|James Mavor Moore|
March 8, 1919|
|Died||December 18, 2006
Victoria, British Columbia
|Other names||Mavor Moore|
|Occupation||writer, producer, actor|
|Spouse(s)||Darwina Faessler (1943 - 1962) (divorced)
Phyllis Grosskurth (1968 - 1978) (divorced)
Alexandra Browning (1980 - 2006) (his death)
|Awards||Order of Canada
Order of British Columbia
Governor General's Performing Arts Award
James Mavor Moore, CC OBC (March 8, 1919 – December 18, 2006) was a Canadian writer, producer, actor, public servant, critic, and educator. He notably appeared as Nero Wolfe for Canadian radio in 1982.
Moore was born in Toronto, Ontario, to Francis John Moore, an Anglican theologian, and Dora Mavor, who helped establish Canadian professional theatre in the 1930s and 1940s. He began acting at the age of six on the Hart House Stage and continued his passion throughout high school, turning to radio acting to pay his way through college He received a BA degree from the University of Toronto in 1941. Moore served in the Canadian military as an Intelligence officer during World War II. Following the War, he was employed by CBC Radio, becoming its producer for International Service (based in Montreal). He transferred to CBC Television in 1950, serving as its first chief producer.
Known professionally as Mavor Moore, he was among the pioneers of Canadian television in the 1950s, and was the creator of the CBC National News, later known as The National.
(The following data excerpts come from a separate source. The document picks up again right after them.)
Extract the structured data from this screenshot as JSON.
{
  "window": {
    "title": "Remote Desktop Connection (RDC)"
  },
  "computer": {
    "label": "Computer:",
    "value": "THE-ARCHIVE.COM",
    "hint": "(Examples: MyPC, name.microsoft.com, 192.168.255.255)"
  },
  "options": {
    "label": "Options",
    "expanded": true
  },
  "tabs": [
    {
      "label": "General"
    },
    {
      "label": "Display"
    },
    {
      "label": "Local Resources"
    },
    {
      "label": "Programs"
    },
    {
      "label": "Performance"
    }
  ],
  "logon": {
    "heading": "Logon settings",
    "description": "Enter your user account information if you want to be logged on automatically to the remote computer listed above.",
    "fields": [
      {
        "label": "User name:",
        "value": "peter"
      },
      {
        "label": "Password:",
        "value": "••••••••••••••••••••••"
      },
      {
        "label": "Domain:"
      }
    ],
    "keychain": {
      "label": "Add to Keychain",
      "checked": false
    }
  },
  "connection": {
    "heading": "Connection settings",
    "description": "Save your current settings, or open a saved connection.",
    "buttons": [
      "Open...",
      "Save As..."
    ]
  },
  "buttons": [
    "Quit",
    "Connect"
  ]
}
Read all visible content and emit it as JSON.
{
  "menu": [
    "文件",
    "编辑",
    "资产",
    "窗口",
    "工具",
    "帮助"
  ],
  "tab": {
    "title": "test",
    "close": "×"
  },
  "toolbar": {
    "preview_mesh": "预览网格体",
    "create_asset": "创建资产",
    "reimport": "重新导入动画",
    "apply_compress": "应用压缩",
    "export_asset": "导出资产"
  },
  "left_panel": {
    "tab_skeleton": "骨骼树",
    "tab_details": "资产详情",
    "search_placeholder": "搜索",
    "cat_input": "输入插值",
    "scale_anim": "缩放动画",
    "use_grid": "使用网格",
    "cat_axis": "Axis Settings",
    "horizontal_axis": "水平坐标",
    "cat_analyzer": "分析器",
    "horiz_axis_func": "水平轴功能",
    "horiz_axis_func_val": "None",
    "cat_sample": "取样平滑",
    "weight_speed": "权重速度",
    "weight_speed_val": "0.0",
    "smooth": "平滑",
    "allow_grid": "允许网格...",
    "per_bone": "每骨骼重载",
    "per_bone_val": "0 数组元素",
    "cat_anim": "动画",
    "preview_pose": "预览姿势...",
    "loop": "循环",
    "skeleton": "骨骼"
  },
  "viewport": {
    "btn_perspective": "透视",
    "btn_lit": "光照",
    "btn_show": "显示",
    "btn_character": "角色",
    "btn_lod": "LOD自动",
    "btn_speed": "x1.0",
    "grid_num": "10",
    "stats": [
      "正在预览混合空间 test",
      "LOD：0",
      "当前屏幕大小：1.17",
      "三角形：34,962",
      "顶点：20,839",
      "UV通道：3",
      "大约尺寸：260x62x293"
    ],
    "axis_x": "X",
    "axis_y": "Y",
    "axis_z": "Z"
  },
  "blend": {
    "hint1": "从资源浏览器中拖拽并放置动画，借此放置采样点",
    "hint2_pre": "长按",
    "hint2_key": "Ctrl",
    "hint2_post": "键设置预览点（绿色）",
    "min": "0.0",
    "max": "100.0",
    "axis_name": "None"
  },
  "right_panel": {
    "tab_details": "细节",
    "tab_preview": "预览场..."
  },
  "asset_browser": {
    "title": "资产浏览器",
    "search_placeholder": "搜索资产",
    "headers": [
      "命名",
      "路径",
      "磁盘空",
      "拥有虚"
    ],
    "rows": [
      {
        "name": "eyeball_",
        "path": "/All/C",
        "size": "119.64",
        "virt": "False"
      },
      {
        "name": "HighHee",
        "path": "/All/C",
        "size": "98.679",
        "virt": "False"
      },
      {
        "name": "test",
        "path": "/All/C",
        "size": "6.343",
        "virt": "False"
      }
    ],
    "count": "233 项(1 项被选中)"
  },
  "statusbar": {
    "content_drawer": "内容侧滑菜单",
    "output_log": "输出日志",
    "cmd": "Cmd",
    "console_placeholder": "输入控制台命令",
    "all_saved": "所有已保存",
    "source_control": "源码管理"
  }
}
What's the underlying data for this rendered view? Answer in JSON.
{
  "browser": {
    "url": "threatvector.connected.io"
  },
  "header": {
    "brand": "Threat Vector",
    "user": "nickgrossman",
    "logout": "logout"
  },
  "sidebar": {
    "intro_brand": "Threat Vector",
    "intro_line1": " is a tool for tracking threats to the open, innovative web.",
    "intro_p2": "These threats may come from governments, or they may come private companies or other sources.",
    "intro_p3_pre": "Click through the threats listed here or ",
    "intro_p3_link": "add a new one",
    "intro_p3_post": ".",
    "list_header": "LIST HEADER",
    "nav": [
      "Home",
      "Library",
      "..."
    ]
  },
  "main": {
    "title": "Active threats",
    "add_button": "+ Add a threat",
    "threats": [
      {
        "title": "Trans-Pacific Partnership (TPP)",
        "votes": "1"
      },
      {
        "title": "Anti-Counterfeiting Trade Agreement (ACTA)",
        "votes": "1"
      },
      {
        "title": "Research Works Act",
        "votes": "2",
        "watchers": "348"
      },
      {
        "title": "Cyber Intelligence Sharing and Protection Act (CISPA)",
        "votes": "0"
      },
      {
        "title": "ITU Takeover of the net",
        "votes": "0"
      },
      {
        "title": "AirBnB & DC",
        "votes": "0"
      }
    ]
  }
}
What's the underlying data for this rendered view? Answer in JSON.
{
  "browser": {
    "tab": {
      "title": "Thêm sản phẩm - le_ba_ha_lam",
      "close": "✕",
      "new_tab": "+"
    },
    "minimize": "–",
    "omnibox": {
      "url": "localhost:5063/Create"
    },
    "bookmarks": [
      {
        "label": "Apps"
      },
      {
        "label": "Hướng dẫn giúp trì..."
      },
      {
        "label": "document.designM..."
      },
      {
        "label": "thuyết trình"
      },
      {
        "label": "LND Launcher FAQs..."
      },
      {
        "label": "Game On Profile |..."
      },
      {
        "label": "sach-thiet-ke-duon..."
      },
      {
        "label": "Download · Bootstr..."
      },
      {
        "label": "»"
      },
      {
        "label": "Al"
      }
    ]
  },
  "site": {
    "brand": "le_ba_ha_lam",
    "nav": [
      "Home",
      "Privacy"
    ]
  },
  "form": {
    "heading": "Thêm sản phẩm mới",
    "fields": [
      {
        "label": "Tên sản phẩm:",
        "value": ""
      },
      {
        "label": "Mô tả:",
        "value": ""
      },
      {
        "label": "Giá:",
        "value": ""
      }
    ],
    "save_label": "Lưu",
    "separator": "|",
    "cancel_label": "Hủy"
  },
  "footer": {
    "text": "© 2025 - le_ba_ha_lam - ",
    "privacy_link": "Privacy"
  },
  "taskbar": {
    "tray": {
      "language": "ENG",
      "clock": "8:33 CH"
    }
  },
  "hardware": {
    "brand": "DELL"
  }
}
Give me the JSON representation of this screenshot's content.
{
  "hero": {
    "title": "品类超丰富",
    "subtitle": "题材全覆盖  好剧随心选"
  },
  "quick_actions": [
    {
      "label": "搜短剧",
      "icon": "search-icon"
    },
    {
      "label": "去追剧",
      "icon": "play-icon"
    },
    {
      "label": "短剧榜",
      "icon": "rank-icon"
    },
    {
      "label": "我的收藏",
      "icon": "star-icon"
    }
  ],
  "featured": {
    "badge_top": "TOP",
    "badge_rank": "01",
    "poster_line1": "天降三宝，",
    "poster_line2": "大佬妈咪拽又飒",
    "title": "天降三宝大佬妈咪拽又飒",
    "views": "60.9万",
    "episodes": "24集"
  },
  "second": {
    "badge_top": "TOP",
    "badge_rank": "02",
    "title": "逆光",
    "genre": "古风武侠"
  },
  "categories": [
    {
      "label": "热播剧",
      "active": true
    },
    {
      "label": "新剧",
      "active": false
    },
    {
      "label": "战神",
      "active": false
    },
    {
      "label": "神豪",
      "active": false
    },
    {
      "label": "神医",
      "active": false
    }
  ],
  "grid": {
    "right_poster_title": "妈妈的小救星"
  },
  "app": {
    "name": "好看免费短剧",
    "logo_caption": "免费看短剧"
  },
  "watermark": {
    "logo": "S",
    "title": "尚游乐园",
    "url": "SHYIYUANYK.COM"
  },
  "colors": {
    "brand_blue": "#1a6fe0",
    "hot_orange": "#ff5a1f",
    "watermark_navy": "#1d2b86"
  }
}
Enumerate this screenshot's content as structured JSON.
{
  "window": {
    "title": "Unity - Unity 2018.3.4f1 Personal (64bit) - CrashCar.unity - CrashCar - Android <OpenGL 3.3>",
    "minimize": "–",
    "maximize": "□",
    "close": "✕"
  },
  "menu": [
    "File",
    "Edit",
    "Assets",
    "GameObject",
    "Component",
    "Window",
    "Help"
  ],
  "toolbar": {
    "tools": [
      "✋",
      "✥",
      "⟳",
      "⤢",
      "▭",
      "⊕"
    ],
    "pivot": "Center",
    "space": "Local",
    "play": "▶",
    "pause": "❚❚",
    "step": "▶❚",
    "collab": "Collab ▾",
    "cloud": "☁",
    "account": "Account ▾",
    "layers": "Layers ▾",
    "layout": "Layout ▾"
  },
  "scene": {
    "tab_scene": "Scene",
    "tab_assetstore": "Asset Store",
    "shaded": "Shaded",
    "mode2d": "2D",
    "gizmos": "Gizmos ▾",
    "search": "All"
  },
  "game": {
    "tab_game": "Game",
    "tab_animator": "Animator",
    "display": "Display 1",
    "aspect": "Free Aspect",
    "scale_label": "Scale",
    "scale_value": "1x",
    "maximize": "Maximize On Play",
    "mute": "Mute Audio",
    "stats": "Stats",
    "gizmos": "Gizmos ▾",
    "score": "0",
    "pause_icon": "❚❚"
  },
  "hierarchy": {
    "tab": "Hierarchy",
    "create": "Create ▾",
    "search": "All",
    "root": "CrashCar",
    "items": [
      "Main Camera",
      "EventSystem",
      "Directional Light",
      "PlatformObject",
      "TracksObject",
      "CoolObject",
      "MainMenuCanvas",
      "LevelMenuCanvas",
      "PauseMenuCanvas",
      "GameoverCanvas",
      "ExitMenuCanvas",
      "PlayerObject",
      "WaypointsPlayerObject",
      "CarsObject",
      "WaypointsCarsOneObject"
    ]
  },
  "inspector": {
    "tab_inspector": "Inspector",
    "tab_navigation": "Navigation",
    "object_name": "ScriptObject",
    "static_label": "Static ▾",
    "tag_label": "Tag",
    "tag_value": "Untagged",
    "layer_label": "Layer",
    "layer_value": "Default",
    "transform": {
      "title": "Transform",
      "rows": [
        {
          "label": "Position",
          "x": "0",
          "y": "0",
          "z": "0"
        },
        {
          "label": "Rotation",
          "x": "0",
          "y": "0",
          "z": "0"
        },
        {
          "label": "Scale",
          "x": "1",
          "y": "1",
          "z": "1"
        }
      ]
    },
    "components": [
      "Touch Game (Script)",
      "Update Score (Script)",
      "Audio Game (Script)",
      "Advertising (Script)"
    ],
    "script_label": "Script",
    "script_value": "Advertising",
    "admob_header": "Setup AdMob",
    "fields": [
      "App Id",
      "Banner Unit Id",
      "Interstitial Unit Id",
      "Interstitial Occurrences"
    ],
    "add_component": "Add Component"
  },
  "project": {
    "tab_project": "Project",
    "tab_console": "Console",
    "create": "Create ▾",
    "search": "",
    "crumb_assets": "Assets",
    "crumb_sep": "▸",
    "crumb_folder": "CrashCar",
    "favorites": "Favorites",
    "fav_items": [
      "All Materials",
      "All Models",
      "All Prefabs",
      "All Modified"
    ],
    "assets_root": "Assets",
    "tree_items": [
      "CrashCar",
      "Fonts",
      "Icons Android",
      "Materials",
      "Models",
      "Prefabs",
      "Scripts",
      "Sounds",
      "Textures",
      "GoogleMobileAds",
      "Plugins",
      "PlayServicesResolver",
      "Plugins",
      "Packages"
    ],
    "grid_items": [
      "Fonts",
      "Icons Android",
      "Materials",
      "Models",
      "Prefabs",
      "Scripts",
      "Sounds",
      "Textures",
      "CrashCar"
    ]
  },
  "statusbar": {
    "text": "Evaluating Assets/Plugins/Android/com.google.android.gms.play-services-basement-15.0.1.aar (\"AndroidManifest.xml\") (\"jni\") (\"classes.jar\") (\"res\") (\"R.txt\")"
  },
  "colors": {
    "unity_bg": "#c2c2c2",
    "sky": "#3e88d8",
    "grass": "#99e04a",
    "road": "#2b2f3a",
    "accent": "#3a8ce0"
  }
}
Moore selected the program's first regular newsreader, Larry Henderson.
Moore is well known for his contributions to drama, having created more than 100 plays, documentaries, musicals and librettos for stage, radio and television. From 1970 to 1984 he taught theatre history as a professor at York University, and chaired its theatre department (1975-1976). He was named to the Canada Council in 1974, and was the first artist to chair the council (1979-1983). He received three Peabody Awards for his radio documentaries produced in behalf of the United Nations.
Moore was the founding chair of the British Columbia Arts Council (1996-1998). He sat of the first Board of Governors of the Stratford Festival. He was the founding chair of the Canadian Theatre Centre, the Guild of Canadian Playwrights, and was a founding director of the Charlottetown Festival.
In 1973 Moore was made an Officer of the Order of Canada and was promoted to Companion in 1988. In 1999 he was appointed to the Order of British Columbia. He received the Governor General's Performing Arts Award, Canada's highest honour in the performing arts, in November 1999. He received a total of seven honorary degrees during his lifetime.
Publications and notable works
- Reinventing Myself (1994), Moore's autobiography
- Sunshine Town (1954), a musical retelling of the Stephen Leacock biography
- The Ottawa Man (1958), a musical drama
- Louis Riel (1967), an opera composed by Harry Somers for which Moore wrote the libretto
- Fauntleroy (1980)
Other artistic activities
Moore and his mother worked together to found the New Play Society, for which he served as producer/director of Spring Thaw, the society's annual comedy revue (1948-1965). He wrote a theatre critic section for the Toronto Telegram (1958-1960), and was arts critic for the Maclean's magazine (1968-1969).
Moore married Darwina Faessler in 1943. They had four daughters, including Charlotte Moore and Tedde Moore, both Dora Mavor Moore Award winners. His second marriage, in 1968, was to Phyllis Grosskurth, ending in divorce in 1978. In 1980 he married opera singer Alexandra Browning, who survived him. He died in 2006, aged 87, after several years of ill health.